Das Essen hier ist ein bezahlbares Vergnügen
„Wir haben natürlich auch Reisgerichte", sagt Restaurantchef Linh Pham. Ein Mango-Bœuf oder ein Mango-Tofu werden mit Mango- und Fisch- oder Sojasauce sowie Gemüse, Edamame, Erdnüssen und Vollkornreis serviert. Bei der „Coco Temple"-Schale mit Hühnerfilet-Spitzen oder Tofu in rotem Curry ist es ein Vollkorn-Jasminreis. Er begegnet mir ebenfalls in Kuchen-Form: Bei den Vorspeisen standen Taro-Reiskuchen-Dreiecke mit Prawns, Soja-Honig-Dip und Coleslaw auf dem Tisch. Sie waren in bester Gesellschaft von gedämpften Dumplings mit Garnelen, Huhn und Pak Choi.
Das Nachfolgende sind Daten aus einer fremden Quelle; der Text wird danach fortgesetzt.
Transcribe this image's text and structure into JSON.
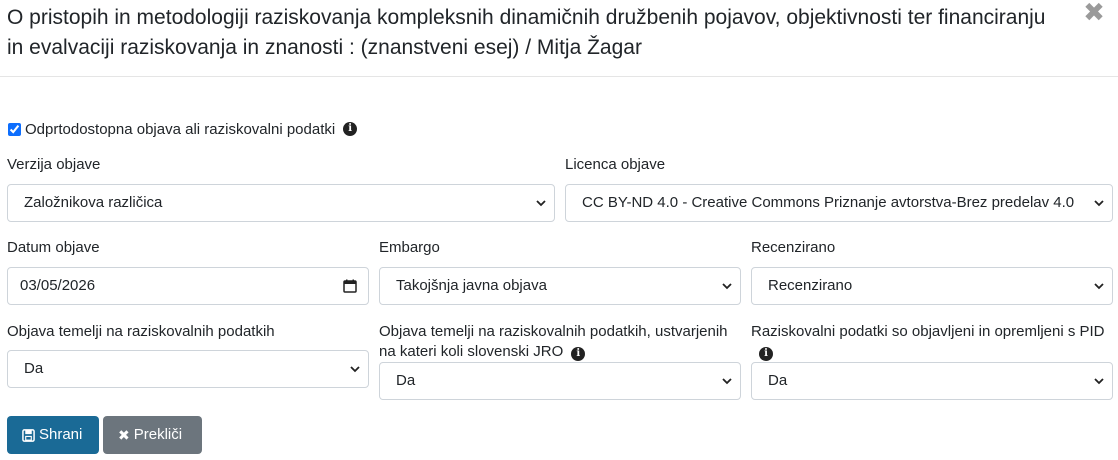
{
  "modal": {
    "title": "O pristopih in metodologiji raziskovanja kompleksnih dinamičnih družbenih pojavov, objektivnosti ter financiranju in evalvaciji raziskovanja in znanosti : (znanstveni esej) / Mitja Žagar",
    "close_icon": "close-icon"
  },
  "form": {
    "open_access_label": "Odprtodostopna objava ali raziskovalni podatki",
    "open_access_checked": true,
    "version_label": "Verzija objave",
    "version_value": "Založnikova različica",
    "license_label": "Licenca objave",
    "license_value": "CC BY-ND 4.0 - Creative Commons Priznanje avtorstva-Brez predelav 4.0",
    "date_label": "Datum objave",
    "date_value": "03/05/2026",
    "embargo_label": "Embargo",
    "embargo_value": "Takojšnja javna objava",
    "reviewed_label": "Recenzirano",
    "reviewed_value": "Recenzirano",
    "based_on_data_label": "Objava temelji na raziskovalnih podatkih",
    "based_on_data_value": "Da",
    "based_on_jro_label": "Objava temelji na raziskovalnih podatkih, ustvarjenih na kateri koli slovenski JRO",
    "based_on_jro_value": "Da",
    "pid_label": "Raziskovalni podatki so objavljeni in opremljeni s PID",
    "pid_value": "Da"
  },
  "actions": {
    "save_label": "Shrani",
    "cancel_label": "Prekliči"
  },
  "colors": {
    "save_button": "#1a6a96",
    "cancel_button": "#6c757d"
  }
}
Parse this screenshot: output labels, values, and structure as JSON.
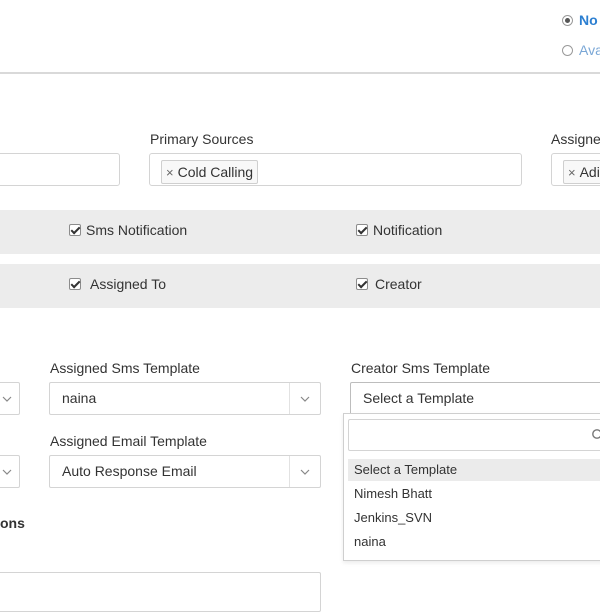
{
  "radios": [
    {
      "label": "No",
      "checked": true
    },
    {
      "label": "Ava",
      "checked": false
    }
  ],
  "sources": {
    "primary_label": "Primary Sources",
    "primary_tag": "Cold Calling",
    "assigned_label": "Assigne",
    "assigned_tag": "Adi",
    "tag_remove_glyph": "×"
  },
  "notifications": {
    "row1": [
      "Sms Notification",
      "Notification"
    ],
    "row2": [
      "Assigned To",
      "Creator"
    ]
  },
  "templates": {
    "assigned_sms_label": "Assigned Sms Template",
    "assigned_sms_value": "naina",
    "creator_sms_label": "Creator Sms Template",
    "creator_sms_value": "Select a Template",
    "assigned_email_label": "Assigned Email Template",
    "assigned_email_value": "Auto Response Email"
  },
  "dropdown": {
    "options": [
      "Select a Template",
      "Nimesh Bhatt",
      "Jenkins_SVN",
      "naina"
    ],
    "highlighted": "Select a Template"
  },
  "section_fragment": "ons",
  "icons": {
    "search": "search-icon",
    "chevron": "chevron-down-icon",
    "checkbox": "checkbox-checked-icon"
  }
}
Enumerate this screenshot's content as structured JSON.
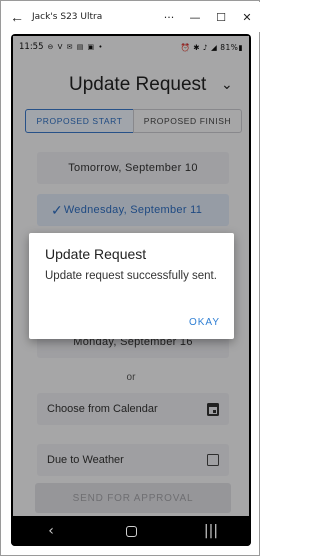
{
  "window": {
    "title": "Jack's S23 Ultra",
    "back_icon": "←",
    "more_icon": "···",
    "minimize_icon": "—",
    "maximize_icon": "☐",
    "close_icon": "✕"
  },
  "statusbar": {
    "time": "11:55",
    "left_icons": "⊖ V ✉ ▤ ▣ •",
    "right_icons": "⏰ ✱ ♪ ◢ 81%▮"
  },
  "header": {
    "title": "Update Request",
    "chevron": "⌄"
  },
  "toggle": {
    "start_label": "PROPOSED START",
    "finish_label": "PROPOSED FINISH",
    "active": "start"
  },
  "options": [
    {
      "label": "Tomorrow, September 10",
      "selected": false
    },
    {
      "label": "Wednesday, September 11",
      "selected": true
    },
    {
      "label": "Monday, September 16",
      "selected": false
    }
  ],
  "check_icon": "✓",
  "or_label": "or",
  "calendar_row": {
    "label": "Choose from Calendar"
  },
  "weather_row": {
    "label": "Due to Weather",
    "checked": false
  },
  "send_button": {
    "label": "SEND FOR APPROVAL",
    "disabled": true
  },
  "dialog": {
    "title": "Update Request",
    "message": "Update request successfully sent.",
    "ok_label": "OKAY"
  },
  "navbar": {
    "back_icon": "‹",
    "recents_icon": "|||"
  }
}
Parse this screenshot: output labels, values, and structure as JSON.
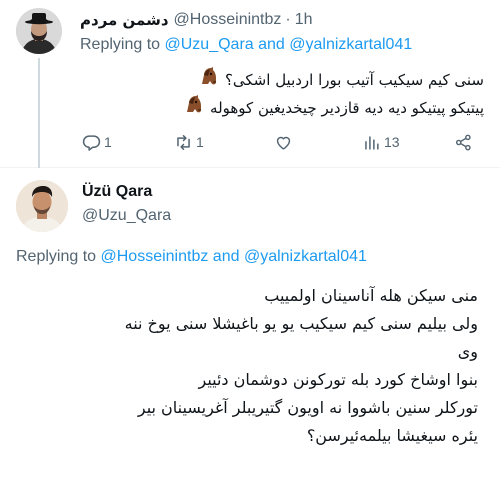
{
  "tweet1": {
    "display_name": "دشمن مردم",
    "handle": "@Hosseinintbz",
    "separator": "·",
    "time": "1h",
    "replying_prefix": "Replying to",
    "replying_user1": "@Uzu_Qara",
    "replying_and": "and",
    "replying_user2": "@yalnizkartal041",
    "text_lines": [
      "سنی کیم سیکیب آتیب بورا اردبیل اشکی؟",
      "پیتیکو پیتیکو دیه دیه قازدیر چیخدیغین کوهوله"
    ],
    "emoji": "horse-face",
    "actions": {
      "reply_count": "1",
      "retweet_count": "1",
      "like_count": "",
      "views_count": "13"
    }
  },
  "tweet2": {
    "display_name": "Üzü Qara",
    "handle": "@Uzu_Qara",
    "replying_prefix": "Replying to",
    "replying_user1": "@Hosseinintbz",
    "replying_and": "and",
    "replying_user2": "@yalnizkartal041",
    "text_lines": [
      "منی سیکن هله آناسینان اولمییب",
      "ولی بیلیم سنی کیم سیکیب یو یو باغیشلا سنی یوخ ننه",
      "وی",
      "بنوا اوشاخ کورد بله تورکونن دوشمان دئییر",
      "تورکلر سنین باشووا نه اویون گتیریبلر آغریسینان بیر",
      "یئره سیغیشا بیلمه‌ئیرسن؟"
    ]
  },
  "colors": {
    "link": "#1d9bf0",
    "secondary_text": "#536471",
    "primary_text": "#0f1419",
    "divider": "#eff3f4"
  }
}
Rettich-Reiskuchen wiederum begleitete einen „Lazy Tuna" von der Wochenkarte, den ich bei einem zweiten Besuch aß. Der außen medium gegrillte, innen nur warm gezogene Thunfisch hatte es sich gerollt und aufgeschnitten unter einer Szechuan-Pfeffer-Marinade bequem gemacht. Der Baby-Leaf-Salat erhielt seine besondere Note durch gedämpfte grüne Spargelstücke und ein leicht süßes, umamivolles Sesam-Miso-Dressing. Der Drei-Komponenten-Teller à la Indochine war hervorragend abgestimmt und verhinderte zudem das „Suppenkoma". Kein unwichtiges Kriterium für die Gäste aus den Büros, die gern auf einen Mittagsteller einkehren!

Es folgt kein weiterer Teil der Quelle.